Jadi rencananya gagal untuk yang satu itu.     

Lalu ada rencana tambahan yang dia buat, mengunjungi kantor pusat Mayer Company untuk mencari tahu dimana rumah sang bos. Tapi Troy sedikit ragu. Dia takut hasilnya akan sama.     

"Ah coba aja dulu. Lagian ini masih minggu pertama disini, masih ada tiga minggu lagi." kata Troy, menyemangati dirinya sendiri.     

Dengan langkah ragu, Troy berjalan masuk ke gedung yang berlantai 20 ini. Dia sengaja berpakaian serapi mungkin layaknya rekan bisnis agar tidak mencurigakan. Di bagian resepsionis, dia menanyakan perihal Fritz Mayer.     

"Apa anda sudah membuat janji sebelumnya, Sir?" tanya sang resepsionis.     

"Belum. Aku kesini ingin membuat janji untuk bertemu beliau." jawab Troy tak kalah ramah.     

"Kalau begitu, anda bisa langsung menghubungi sekretaris beliau langsung untuk membuat janji."     

Sial, ternyata dia lebih sulit ditembus, batin Troy yang mendapati bahwa sang resepsionis tidak juga meloloskan permintaannya.     

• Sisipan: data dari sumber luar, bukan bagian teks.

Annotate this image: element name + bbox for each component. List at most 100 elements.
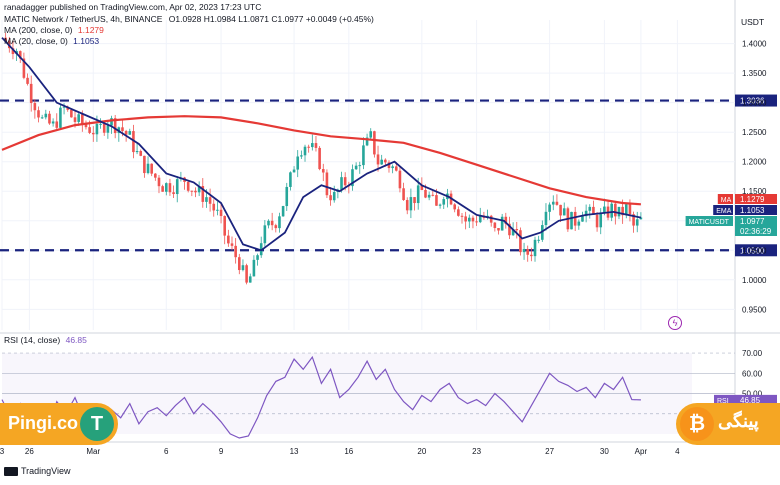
candle-body [216, 209, 219, 211]
candle-body [29, 83, 33, 104]
candle-body [384, 159, 387, 163]
candle-body [281, 206, 285, 217]
candle-body [84, 124, 88, 128]
candle-body [175, 179, 179, 195]
candle-body [99, 123, 102, 125]
candle-body [234, 245, 237, 258]
candle-body [588, 206, 592, 211]
candle-body [329, 195, 332, 201]
lightning-icon[interactable]: ϟ [668, 316, 682, 330]
candle-body [416, 185, 420, 204]
pingi-right-brand: پینگی [718, 411, 759, 431]
candle-body [241, 265, 245, 271]
tag-name-box [713, 205, 733, 215]
candle-body [318, 147, 321, 170]
candle-body [292, 169, 296, 173]
candle-body [592, 206, 595, 215]
candle-body [172, 192, 175, 195]
tether-icon: T [80, 407, 114, 441]
candle-body [614, 203, 617, 217]
price-tick-label: 1.2500 [742, 128, 767, 137]
time-tick-label: 20 [417, 447, 426, 456]
level-tag [735, 94, 777, 107]
tag-value-box [735, 216, 777, 236]
candle-body [303, 146, 307, 156]
candle-body [511, 229, 515, 236]
candle-body [95, 123, 99, 135]
level-tag [735, 244, 777, 257]
candle-body [311, 143, 314, 148]
price-tick-label: 1.0500 [742, 246, 767, 255]
candle-body [44, 113, 48, 118]
candle-body [161, 186, 164, 192]
candle-body [464, 216, 467, 222]
candle-body [537, 239, 540, 241]
candle-body [548, 204, 551, 212]
candle-body [380, 159, 383, 165]
price-tick-label: 1.0000 [742, 276, 767, 285]
candle-body [402, 188, 405, 201]
rsi-legend-value: 46.85 [65, 335, 87, 345]
candle-body [500, 216, 504, 231]
candle-body [573, 211, 577, 226]
candle-body [88, 127, 91, 133]
level-tag-label: 1.3036 [740, 97, 765, 106]
candle-body [70, 109, 73, 118]
candle-body [570, 211, 573, 230]
candle-body [208, 197, 212, 204]
candle-body [150, 163, 153, 174]
candle-body [59, 107, 62, 128]
candle-body [493, 222, 497, 229]
candle-body [332, 192, 336, 201]
candle-body [22, 58, 26, 78]
candle-body [394, 166, 398, 171]
ema-legend-label: MA (20, close, 0) [4, 36, 68, 46]
ma-legend-value: 1.1279 [77, 25, 104, 35]
rsi-tick-label: 50.00 [742, 390, 763, 399]
candle-body [442, 199, 446, 205]
candle-body [11, 48, 15, 55]
rsi-tag-name: RSI [717, 398, 729, 405]
candle-body [113, 118, 117, 134]
candle-body [128, 131, 132, 135]
candle-body [369, 131, 373, 138]
candle-body [168, 183, 172, 193]
tag-value: 1.0977 [740, 217, 765, 226]
bitcoin-icon: ₿ [680, 407, 714, 441]
candle-body [603, 206, 606, 214]
candle-body [555, 201, 559, 205]
price-tick-label: 1.3500 [742, 69, 767, 78]
candle-body [135, 151, 139, 153]
candle-body [270, 220, 274, 226]
ema-legend-value: 1.1053 [73, 36, 100, 46]
candle-body [475, 221, 478, 223]
time-tick-label: 26 [25, 447, 34, 456]
candle-body [559, 204, 562, 216]
candle-body [413, 197, 416, 204]
candle-body [617, 206, 621, 217]
candle-body [51, 121, 55, 124]
candle-body [146, 163, 150, 174]
candle-body [354, 165, 358, 170]
candle-body [40, 117, 44, 119]
candle-body [227, 235, 230, 244]
candle-body [533, 239, 537, 257]
candle-body [33, 103, 37, 111]
candle-body [106, 125, 110, 133]
candle-body [321, 169, 325, 173]
price-tick-label: 1.3000 [742, 99, 767, 108]
candle-body [48, 113, 51, 124]
candle-body [18, 51, 22, 59]
candle-body [143, 155, 146, 174]
rsi-tick-label: 70.00 [742, 349, 763, 358]
tag-name: MA [721, 197, 732, 204]
tradingview-footer: TradingView [21, 466, 71, 476]
candle-body [438, 204, 442, 206]
time-tick-label: Apr [635, 447, 648, 456]
candle-body [26, 77, 29, 84]
price-tick-label: 1.4000 [742, 40, 767, 49]
ohlc-values: O1.0928 H1.0984 L1.0871 C1.0977 +0.0049 … [168, 14, 374, 24]
candle-body [632, 214, 635, 226]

"Baiklah, aku akan menghubungi sekretaris beliau. Terima kasih." dan Troy pun meninggalkan gedung itu.     

Mengamati orang-orang yang berlalu lalang, Troy mencoba memusatkan perhatiannya. Berusaha mencari sosok yang familiar diantara sekian banyak orang asing. Siapa tahu ini hari keberuntungannya sehingga dia secara tidak sengaja bertemu dengan Tuan Mayer, atau Fenita.     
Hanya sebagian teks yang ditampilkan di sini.